Mental health break, Phanatic edition

      2 Comments on Mental health break, Phanatic edition

To take the edge off my latest rant against GOP debt-ceiling fanaticism — really, this issue gets me angry like nothing in politics since the emergence of Sarah Palin — here’s a post about a different kind of fanatic: video of the Phillie Phanatic getting hit by a foul ball.

Ha! (Hat tip: Jim Kelly. Apologies to Marty West. Well, not really.)

2 thoughts on “Mental health break, Phanatic edition

  1. gahrie

    As to the issue of fanaticism, and the underlying issue of economic responsibility:

    The Democratic President has produced no plan to deal with the debt (beyond platitudes) and rejected the proposal of his own debt commission. His budget was rejected by a vote of 97-0 in the Senate.

    The Democratically controlled Senate has produced no plan to deal with the debt, and no budget for over 800 days.

    The Republican controlled Congress has now submitted two different plans to deal with the debt (Ryan and cap, cut and balance) and submitted a budget, after the Democratically controlled House failed to do so for two years.

  2. Brendan Loy Post author

    As you know, because I’ve posted about it repeatedly (and I even linked some of those posts in my latest rant), I agree with you that Obama has failed to lead on the debt. And I also agree that the Senate’s failure to produce a budget is an epic #FAIL, as we say on Twitter.

    Further, while I believe the Ryan plan is deeply flawed and CCB is basically a farce, I will give the GOP credit for putting pen to paper and proposing budgets, however wrong-headed (and nakedly political) they might be.
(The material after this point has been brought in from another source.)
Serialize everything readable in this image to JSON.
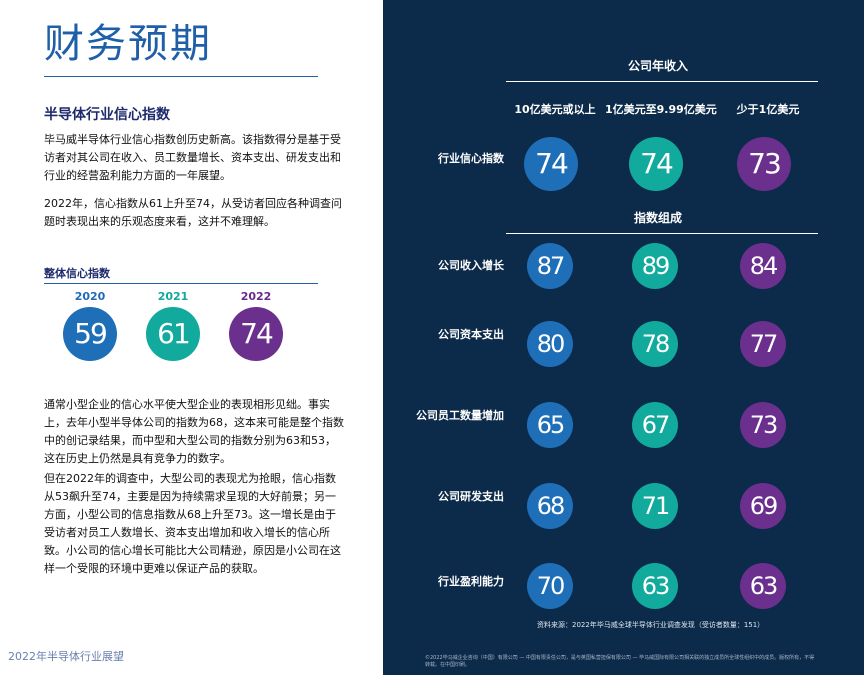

    That doesn’t change the fact that it’s the GOP which is using the threat of “semi-default” (in AMLTrojan’s well-chosen words) to hold a gun to the economy’s head, hoping to extract concessions in exchange for the routine “housekeeping” step — the mathematically necessary expedient — of raising the debt ceiling, despite the fact that, and I repeat…

    If Congress doesn’t want Treasury to spend money, then CONGRESS SHOULD NOT PASS LAWS TELLING TREASURY TO SPEND MONEY. For Congress to pass such laws, and then fail to pass laws creating sufficient revenue to cover the spending it has required, and then say, “But don’t borrow any more money,” is complete and utter lunacy, unsupportable by anyone capable of elementary arithmetic.